Ancak bu unvanın kendinde gurura sebep olduğunu belirtip, kendi kendini kınayıp tövbe edecek kadar tevazu sahibi olup oldukça hassas bir İslâm inancına sahip olan Sultan Alparslan, bu zaferden sadece bir yıl sonra 1072'de şehit oldu. Zaferden sonra 1072 yılında Anadolu fethine devam ederken, Türkistan'da Şii-Batıni unsurlarca çıkarılan huzursuzluk ve ayaklanmalara son vermek üzere Maveraünnehir seferine çıkmak zorunda kalmış, şikayetini dinlemek için huzuruna kabul ettiği bir asi-Batıni esir tarafından bıçaklanarak şehit edilmiştir. Ağır yaralı halde üç gün yaşamış vefatından önce;
"Bir tepe üzerine geldiğimiz zaman ordunun azametinden ve askerin çokluğundan dolayı altımda yerin titrediğini hissediyor ve kendi kendime "ben Dünya Sultanı'yım (Melikü'd-Dünya) bana kimsenin kudreti yetmez, bu ordu ile Çin'i dahi fethederim" dedim. Bu gurur yüzünden şimdi bu âciz duruma düştüm. Halbuki herhangi bir sefere girişirken daima Allah'tan yardım dilerdim. Allah beni affetsin" (İbnü'l-Esir, Cilt 10, s.25. Ahbâru'd-Devlet-i Selçukiyye, s.54).

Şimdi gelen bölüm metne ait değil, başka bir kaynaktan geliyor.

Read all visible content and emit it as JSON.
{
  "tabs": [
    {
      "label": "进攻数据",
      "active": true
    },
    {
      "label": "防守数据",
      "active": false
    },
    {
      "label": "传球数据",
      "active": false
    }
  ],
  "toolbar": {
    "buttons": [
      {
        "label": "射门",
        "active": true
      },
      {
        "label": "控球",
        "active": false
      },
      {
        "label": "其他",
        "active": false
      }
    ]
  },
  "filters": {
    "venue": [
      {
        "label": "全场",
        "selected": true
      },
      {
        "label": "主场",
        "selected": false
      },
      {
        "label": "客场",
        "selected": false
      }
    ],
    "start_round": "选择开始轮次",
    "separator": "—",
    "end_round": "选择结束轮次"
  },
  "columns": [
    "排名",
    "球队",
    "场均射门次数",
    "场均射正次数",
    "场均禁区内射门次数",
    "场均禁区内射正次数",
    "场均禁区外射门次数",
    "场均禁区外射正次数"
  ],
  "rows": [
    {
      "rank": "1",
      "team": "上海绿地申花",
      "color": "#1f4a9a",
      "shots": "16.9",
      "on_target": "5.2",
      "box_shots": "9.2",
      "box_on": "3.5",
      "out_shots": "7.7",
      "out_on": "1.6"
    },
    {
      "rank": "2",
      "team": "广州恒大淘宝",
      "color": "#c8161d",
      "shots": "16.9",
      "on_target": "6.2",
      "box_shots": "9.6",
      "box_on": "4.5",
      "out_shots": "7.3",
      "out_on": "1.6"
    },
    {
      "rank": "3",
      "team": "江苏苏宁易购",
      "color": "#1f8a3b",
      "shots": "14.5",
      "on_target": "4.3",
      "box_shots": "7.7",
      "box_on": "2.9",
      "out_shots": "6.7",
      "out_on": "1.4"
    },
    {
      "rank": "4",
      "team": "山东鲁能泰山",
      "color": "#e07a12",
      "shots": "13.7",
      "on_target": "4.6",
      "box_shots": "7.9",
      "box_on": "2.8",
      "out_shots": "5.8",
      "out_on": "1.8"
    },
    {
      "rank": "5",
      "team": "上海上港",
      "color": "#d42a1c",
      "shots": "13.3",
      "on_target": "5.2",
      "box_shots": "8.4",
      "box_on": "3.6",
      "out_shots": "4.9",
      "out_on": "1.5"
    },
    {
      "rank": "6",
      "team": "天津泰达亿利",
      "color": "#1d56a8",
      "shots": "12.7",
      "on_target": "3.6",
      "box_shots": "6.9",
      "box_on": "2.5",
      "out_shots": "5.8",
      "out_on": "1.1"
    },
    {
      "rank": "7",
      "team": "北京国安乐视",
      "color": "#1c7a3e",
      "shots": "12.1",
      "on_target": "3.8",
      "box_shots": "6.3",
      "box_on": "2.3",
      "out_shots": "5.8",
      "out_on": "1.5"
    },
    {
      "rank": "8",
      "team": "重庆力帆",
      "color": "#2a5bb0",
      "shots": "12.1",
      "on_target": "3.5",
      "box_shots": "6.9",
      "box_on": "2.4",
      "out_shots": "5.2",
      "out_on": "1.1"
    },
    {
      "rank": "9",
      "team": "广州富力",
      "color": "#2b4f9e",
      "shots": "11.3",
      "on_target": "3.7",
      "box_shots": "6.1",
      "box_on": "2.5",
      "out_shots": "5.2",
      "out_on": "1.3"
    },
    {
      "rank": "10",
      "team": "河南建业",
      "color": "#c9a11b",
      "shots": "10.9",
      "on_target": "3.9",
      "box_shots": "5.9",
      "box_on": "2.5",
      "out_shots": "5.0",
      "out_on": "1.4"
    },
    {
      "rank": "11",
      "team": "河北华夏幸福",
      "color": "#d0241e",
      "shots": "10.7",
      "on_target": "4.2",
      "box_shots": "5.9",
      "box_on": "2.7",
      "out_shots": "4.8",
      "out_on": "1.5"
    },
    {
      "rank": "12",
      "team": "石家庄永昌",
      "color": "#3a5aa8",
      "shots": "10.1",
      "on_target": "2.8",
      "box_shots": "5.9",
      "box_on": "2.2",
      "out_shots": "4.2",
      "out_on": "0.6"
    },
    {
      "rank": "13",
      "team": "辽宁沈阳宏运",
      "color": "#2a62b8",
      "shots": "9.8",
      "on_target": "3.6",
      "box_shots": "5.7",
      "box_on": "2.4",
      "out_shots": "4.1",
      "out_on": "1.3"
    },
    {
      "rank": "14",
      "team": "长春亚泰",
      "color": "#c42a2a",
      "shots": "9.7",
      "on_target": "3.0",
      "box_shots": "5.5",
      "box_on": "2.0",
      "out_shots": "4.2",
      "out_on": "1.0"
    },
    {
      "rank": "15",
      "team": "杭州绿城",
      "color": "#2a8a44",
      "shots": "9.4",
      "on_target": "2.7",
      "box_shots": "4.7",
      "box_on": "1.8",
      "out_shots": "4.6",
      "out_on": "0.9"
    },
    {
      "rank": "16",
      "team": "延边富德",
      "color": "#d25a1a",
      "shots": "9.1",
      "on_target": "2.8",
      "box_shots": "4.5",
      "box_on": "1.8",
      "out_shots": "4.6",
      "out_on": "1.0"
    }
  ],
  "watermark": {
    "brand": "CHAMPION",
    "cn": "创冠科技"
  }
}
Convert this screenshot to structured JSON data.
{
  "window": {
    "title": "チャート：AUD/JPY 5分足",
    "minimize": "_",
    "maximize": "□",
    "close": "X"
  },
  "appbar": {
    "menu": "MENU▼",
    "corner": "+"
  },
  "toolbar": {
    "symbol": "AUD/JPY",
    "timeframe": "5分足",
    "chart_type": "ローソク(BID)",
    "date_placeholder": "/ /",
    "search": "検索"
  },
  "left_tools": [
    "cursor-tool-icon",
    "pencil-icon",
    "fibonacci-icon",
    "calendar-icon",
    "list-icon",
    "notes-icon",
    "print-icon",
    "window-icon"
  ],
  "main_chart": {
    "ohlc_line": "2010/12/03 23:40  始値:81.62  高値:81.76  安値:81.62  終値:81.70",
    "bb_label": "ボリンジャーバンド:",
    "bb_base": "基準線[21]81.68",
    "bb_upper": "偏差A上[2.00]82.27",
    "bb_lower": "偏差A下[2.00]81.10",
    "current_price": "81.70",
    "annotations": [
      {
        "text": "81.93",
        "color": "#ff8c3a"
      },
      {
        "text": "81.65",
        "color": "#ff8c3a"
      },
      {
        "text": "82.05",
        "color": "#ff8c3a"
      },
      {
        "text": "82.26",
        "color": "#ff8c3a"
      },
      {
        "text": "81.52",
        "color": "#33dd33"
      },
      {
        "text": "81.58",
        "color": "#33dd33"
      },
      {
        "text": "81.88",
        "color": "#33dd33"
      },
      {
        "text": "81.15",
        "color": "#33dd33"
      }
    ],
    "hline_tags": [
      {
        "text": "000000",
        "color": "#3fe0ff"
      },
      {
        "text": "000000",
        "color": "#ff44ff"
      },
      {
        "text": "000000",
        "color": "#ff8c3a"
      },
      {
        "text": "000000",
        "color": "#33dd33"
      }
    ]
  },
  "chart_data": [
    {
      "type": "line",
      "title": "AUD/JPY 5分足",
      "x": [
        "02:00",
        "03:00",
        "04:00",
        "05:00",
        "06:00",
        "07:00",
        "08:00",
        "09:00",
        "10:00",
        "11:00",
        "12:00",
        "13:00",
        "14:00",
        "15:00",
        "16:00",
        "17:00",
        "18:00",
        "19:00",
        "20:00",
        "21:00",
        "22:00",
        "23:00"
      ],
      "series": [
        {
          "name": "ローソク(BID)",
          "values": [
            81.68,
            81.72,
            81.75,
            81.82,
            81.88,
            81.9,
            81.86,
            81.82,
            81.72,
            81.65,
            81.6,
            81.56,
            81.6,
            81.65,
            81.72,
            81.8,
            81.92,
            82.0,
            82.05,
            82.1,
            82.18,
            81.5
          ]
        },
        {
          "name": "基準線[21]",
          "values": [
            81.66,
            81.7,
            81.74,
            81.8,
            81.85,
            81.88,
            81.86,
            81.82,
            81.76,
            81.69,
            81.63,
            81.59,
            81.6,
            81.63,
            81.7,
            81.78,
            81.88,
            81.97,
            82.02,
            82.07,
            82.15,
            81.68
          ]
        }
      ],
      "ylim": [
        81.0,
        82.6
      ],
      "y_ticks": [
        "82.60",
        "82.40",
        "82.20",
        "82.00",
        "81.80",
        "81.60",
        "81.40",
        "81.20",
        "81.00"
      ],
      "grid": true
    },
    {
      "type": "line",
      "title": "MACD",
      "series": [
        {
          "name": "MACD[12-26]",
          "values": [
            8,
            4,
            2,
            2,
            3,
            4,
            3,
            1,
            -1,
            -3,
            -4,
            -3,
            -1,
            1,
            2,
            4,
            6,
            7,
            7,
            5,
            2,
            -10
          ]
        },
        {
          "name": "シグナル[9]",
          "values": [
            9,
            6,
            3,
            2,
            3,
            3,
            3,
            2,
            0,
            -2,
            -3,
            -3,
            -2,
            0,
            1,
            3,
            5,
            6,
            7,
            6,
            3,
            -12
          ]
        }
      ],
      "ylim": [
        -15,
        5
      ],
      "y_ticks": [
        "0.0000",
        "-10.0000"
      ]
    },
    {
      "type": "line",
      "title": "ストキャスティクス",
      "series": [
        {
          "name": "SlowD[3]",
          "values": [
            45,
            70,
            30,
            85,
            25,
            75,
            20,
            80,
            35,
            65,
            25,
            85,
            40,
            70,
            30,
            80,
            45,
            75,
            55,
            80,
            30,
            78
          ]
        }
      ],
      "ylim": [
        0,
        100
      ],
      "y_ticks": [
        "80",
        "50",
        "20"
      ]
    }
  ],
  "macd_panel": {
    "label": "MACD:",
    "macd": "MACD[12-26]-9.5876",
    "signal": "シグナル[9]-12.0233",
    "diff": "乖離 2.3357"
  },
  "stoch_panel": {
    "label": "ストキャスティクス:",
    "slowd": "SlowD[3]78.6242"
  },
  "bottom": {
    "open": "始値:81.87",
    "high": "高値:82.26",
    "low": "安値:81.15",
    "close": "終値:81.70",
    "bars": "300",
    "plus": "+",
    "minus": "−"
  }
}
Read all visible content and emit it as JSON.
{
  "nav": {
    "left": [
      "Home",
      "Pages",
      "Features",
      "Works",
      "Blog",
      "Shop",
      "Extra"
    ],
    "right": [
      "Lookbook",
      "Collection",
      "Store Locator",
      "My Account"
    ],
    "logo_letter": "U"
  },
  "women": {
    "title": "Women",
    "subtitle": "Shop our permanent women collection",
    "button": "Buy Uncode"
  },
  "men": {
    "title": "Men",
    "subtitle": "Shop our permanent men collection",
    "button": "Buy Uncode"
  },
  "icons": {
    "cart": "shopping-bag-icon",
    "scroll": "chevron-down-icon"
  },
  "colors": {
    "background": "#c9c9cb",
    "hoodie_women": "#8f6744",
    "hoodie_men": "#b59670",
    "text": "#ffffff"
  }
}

Diyerek, ölüm döşeğinde büyük bir ders daha vererek vefat etmiştir. Biz ondan razıyız, Allah da ondan razı olsun mekânı cennet olsun.
Bu vesileyle erenleriyle Horosan'dan Anadolu'yu irşat ve şendirmek için gelen Kars'ın ve Doğu Anadolu'nun Manevi Fâtihi Anadolu'nun İlk Şehitlerinden Hasan-Harakanî Hazretlerine (şehadeti: 1034), Hz. Harakani'yi takiben Anadolu'ya gelip feth ettiği Anı'da(1064) ilk Selçuklu İslâm şehrini kuran Şehit Ebul-Feth Sultan Alparslan'a (şehadeti: 1072) ve bu fetih ve şenlendirmeyi devam ettiren oğlu şehit Sultan Melikşah (şehadeti: 1098) ile her iki sultanın Baş Veziri şehit Nizamülmülk (şehadeti 1097) başta olmak üzere Anadolu'nun vatan edinilmesinde, şenlendirilmesinde ve savunulmasında mallarını ve canlarını dün olduğu gibi bugün de tereddütsüz feda eden tüm şehit ve gazilerimize Allah'tan rahmet diliyorum. Mekanları Cennet, Ruhları şâd olsun.